ГЛАВА 13

Джекоб стиснул зубы, не позволяя телу напрягаться, так как боялся, что прильнувшая к нему Флоренс почувствует перемену в состоянии его мускулатуры и проснется. Лежать рядом с ней, ощущать ее прикосновение было одновременно счастьем и нестерпимой мукой, издевательством над человеческой природой.

Должно быть, он мазохист, думал Джекоб. Подвергнуть себя такому испытанию! Залезть в постель к женщине, которую он желает больше всего на свете, и удовольствоваться одним лишь лежанием рядом с ней!

Или же он просто сумасшедший.

Его так и подмывало повернуться к ней, притянуть к себе ближе, прижать к своему разгоряченному телу, мгновенно отреагировавшему на ее тепло и нежность.

Странно, но почему тогда ему так хорошо, комфортно? Состояние души совершенно противно состоянию плоти. Подобного блаженства он не испытывал ни с Мириель, ни с другими женщинами. Между ним и Флоренс существует некая связь, которая вряд ли может возникнуть между ним и любой другой женщиной. Это — некое родство, родство душ, гораздо более тесное, чем эфемерные кровные узы, которыми они с ней связаны лишь формально.
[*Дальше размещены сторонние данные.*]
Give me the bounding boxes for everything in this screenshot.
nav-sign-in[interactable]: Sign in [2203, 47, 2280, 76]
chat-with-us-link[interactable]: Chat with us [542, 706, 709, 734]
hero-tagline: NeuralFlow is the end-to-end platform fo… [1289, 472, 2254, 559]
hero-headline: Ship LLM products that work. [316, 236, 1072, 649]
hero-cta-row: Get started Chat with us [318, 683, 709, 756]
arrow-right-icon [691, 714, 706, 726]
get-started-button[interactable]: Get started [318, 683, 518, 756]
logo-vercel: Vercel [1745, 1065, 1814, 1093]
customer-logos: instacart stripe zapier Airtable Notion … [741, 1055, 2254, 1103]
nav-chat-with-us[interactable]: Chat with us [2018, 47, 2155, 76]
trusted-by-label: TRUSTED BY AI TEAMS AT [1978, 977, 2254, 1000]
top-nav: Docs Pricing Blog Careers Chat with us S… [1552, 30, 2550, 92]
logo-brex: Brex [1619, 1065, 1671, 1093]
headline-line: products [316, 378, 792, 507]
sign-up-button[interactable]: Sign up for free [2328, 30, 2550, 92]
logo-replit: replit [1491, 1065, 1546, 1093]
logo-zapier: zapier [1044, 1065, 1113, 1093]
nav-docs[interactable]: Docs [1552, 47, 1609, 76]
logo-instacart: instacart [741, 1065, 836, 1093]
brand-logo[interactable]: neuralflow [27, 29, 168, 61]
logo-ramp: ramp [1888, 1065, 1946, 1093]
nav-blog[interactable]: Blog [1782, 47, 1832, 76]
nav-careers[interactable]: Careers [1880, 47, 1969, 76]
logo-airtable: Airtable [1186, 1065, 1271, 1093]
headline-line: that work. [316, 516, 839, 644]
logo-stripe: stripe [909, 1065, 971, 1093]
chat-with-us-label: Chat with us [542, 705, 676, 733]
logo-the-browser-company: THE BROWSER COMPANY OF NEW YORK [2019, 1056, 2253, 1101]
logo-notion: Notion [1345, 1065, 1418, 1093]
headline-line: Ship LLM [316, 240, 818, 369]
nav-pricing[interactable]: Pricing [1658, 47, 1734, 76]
Джекоб цветисто выругался про себя. Почему именно она? Чем его покорила Флоренс Тревельян десять лет назад? Теперь Джекоб понял, что тогда, едва увидев ее, даже зная, что она девушка его лучшего друга, он помешался на ней, поддался наваждению, которое продлилось дольше, чем он смел предполагать. О, Флоренс, ну почему я все испортил? — думал Джекоб, рискнув краем глаза взглянуть на ее лицо. Почему он не понимал, что делает, почему не исправил ошибку и в результате потерял ее, а себя обрек на пытку вечно искать ее в других? И она больше никогда ему не поверит, потому что всегда будет помнить про то зло, что некогда разделило их.

Интересно, как бы все сложилось, если бы история их отношений потекла по более гладкому руслу?

Боже праведный, да они бы давно уже были женаты!

Эта мысль потрясла его и заинтриговала. Его одержимость Флоренс настолько укоренилась в нем с годами, что он позволял себе думать о ней только как о чем-то запретном. Она была для него желанным противником, его Немезидой, с улыбкой признался себе Джекоб. В роли собственной жены он ее не представлял никогда.

Интересно, как жили бы они в супружестве? Разумеется, не в разных квартирах, как с Мириель. У них был бы настоящий дом, желанное семейное гнездышко. Конечно, с Флоренс нельзя рассчитывать на обывательское существование в классическом стиле представителей зажиточного среднего класса — "званые обеды, двое детей и породистая кошка". Она — независимая, самостоятельная женщина и никогда не согласится довольствоваться скромной ролью домохозяйки! Она по-прежнему будет работать, у нее, как и у него, будет своя жизнь. Но они будут вместе. И в радости, и в горе…

И будут наслаждаться любовью! — подала голос изнывающая плоть. В любое время, когда захотят. И он никогда больше не будет знать того назойливого зудящего ощущения, будто он обманывает ее. Крадет у нее. Бесстыдно соблазняет, ничего не обещая взамен.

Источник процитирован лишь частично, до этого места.